Driving while high? Local college students see dangers firsthand

Virtual reality simulator shows dangers of driving high, drunk or while texting

DANVILLE, Va. – Danville Community College students hopped behind the wheel of a virtual reality simulator for a firsthand look at what can happen if they text and drive or drive under the influence of alcohol or marijuana.

UNITE's Arrive Alive Tour made a stop on campus Tuesday and let students try out the simulator, which was set up inside a parked car.

"These activities are dangerous behind the wheel. What other better places than the colleges, high schools, where we can actually have an impact," said Danielius Palebsaidis, who is a brand ambassador for the tour.

The simulator is unique because it's the only one of its kind that tours across the country at colleges and high schools.

According to the National Highway Traffic Safety Administration, drunk drivers caused 29% of all deadly car crashes in 2017, marijuana use in weekend nighttime drivers has jumped 48% in less than 10 years, and a first-time DUI offense can cost a driver more than $10,000 in fines and legal fees.

"Marijuana is being legalized all over the United States, and we still want to bring in the message that it's still an illegal thing to do behind the wheel," said Palebsaidis.

Students like Breana Karr -- who wants to be a paramedic -- said the experience was eye-opening.

"I did not expect it to be like that.
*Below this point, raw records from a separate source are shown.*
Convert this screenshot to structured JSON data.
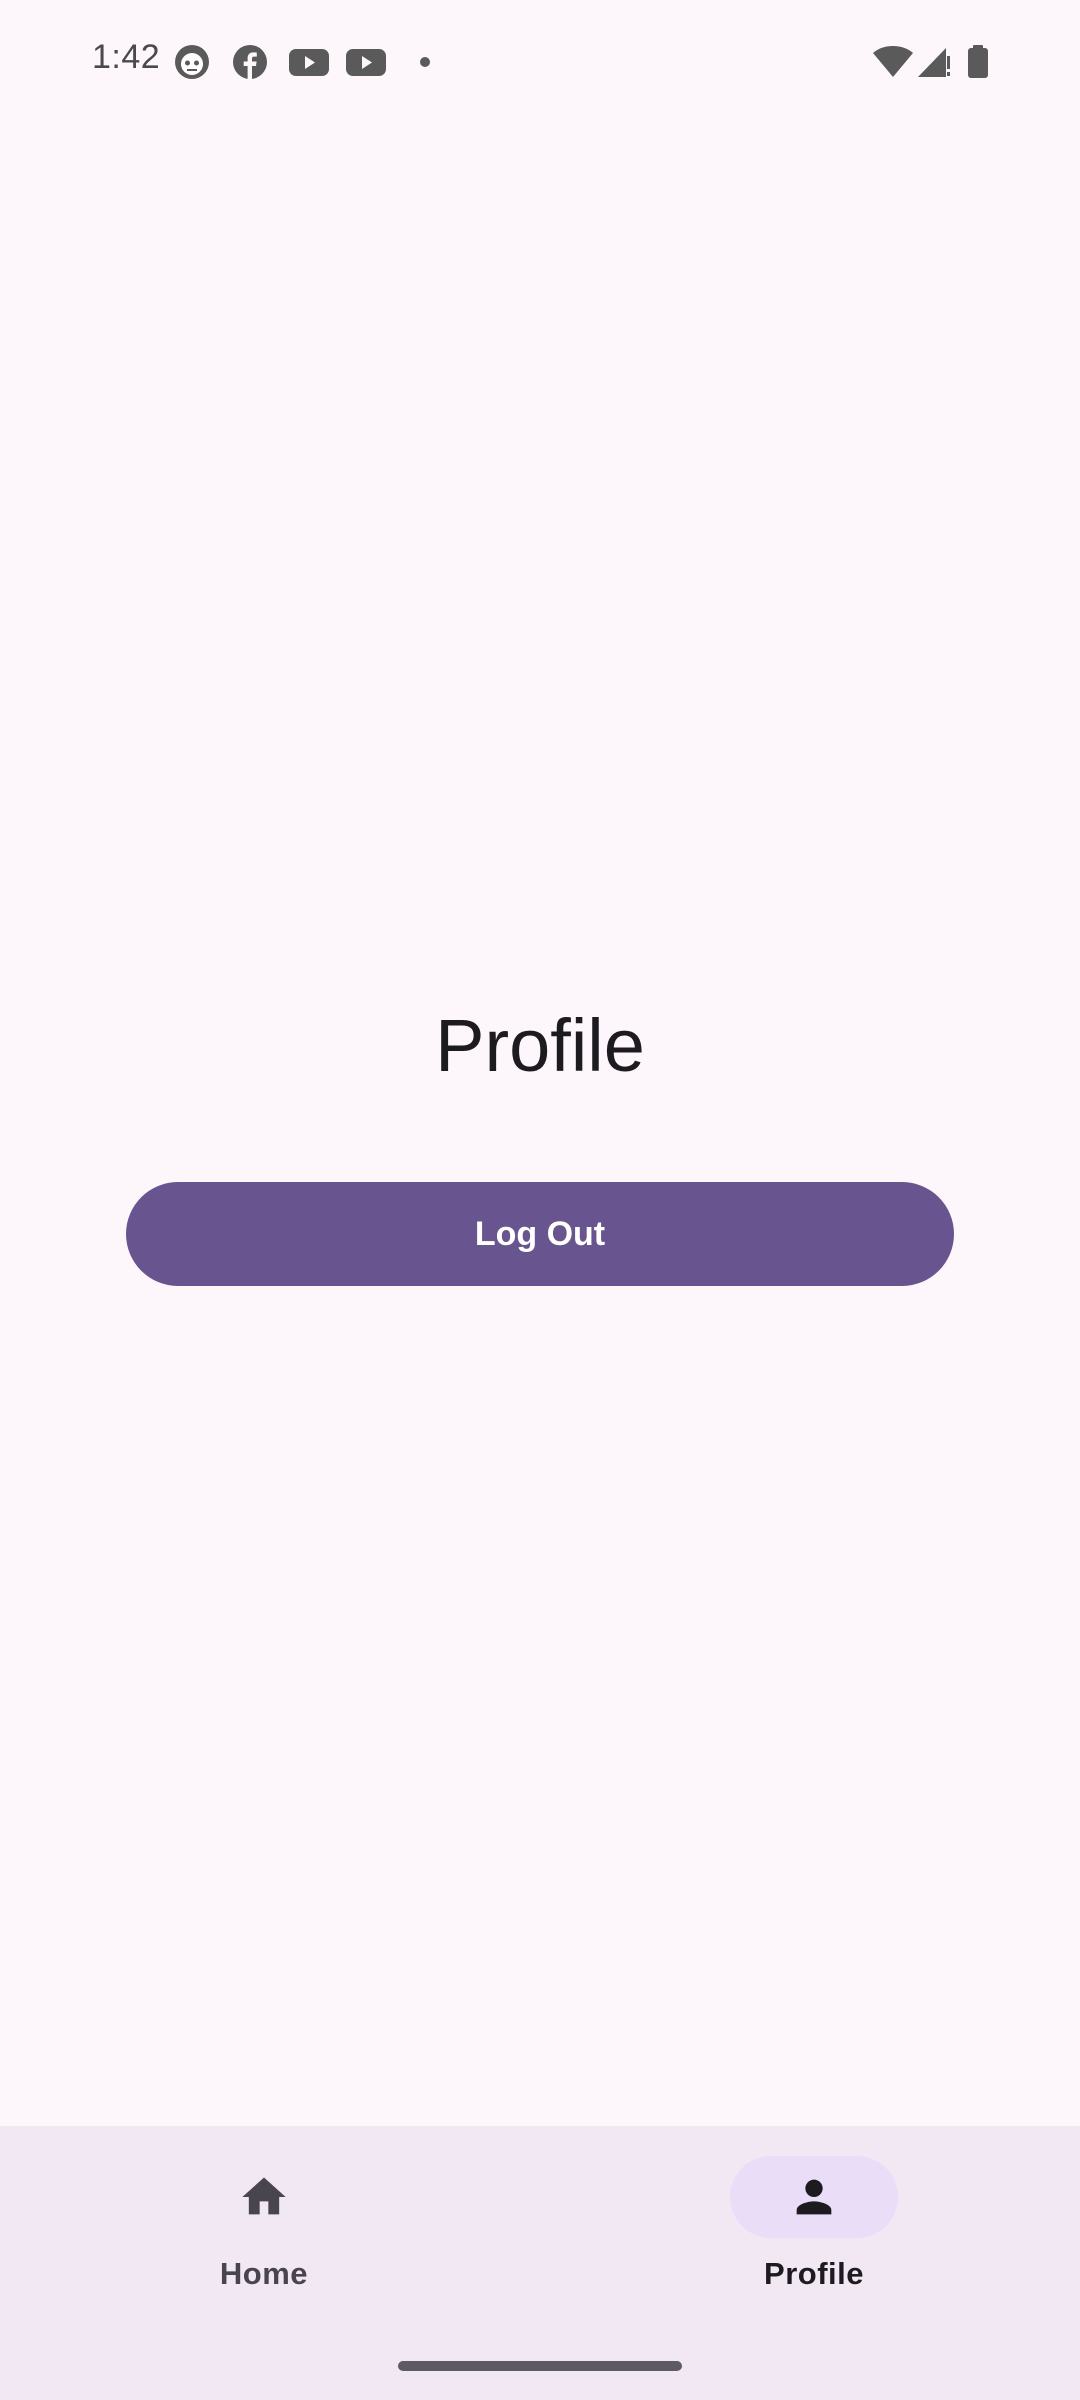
{
  "status_bar": {
    "time": "1:42",
    "notification_icons": [
      "robot-face-icon",
      "facebook-icon",
      "youtube-icon",
      "youtube-icon",
      "more-dot-icon"
    ],
    "system_icons": [
      "wifi-icon",
      "cellular-signal-icon",
      "battery-icon"
    ]
  },
  "main": {
    "title": "Profile",
    "logout_label": "Log Out"
  },
  "bottom_nav": {
    "items": [
      {
        "label": "Home",
        "icon": "home-icon",
        "selected": false
      },
      {
        "label": "Profile",
        "icon": "person-icon",
        "selected": true
      }
    ]
  },
  "colors": {
    "background": "#FDF7FC",
    "primary": "#68548E",
    "nav_background": "#F1E8F4",
    "nav_indicator": "#E9DDF7",
    "text": "#1D1B20"
  }
}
It was very, like, blurry," Karr said.

The simulator works by slowing reaction times, blurring vision, and making it difficult to steer or brake.

After students completed the simulation, instructors gave out "tickets" for things like swerving, speeding, collisions or driving on the wrong side of the road.

Students said it was a lesson learned.

"It's very important for them to get this message out, because it's very dangerous and you can be risking other people's lives," Karr said.

The student events coordinator said the simulator was a success and a great educational resource, so the college would like to bring the simulator back every year.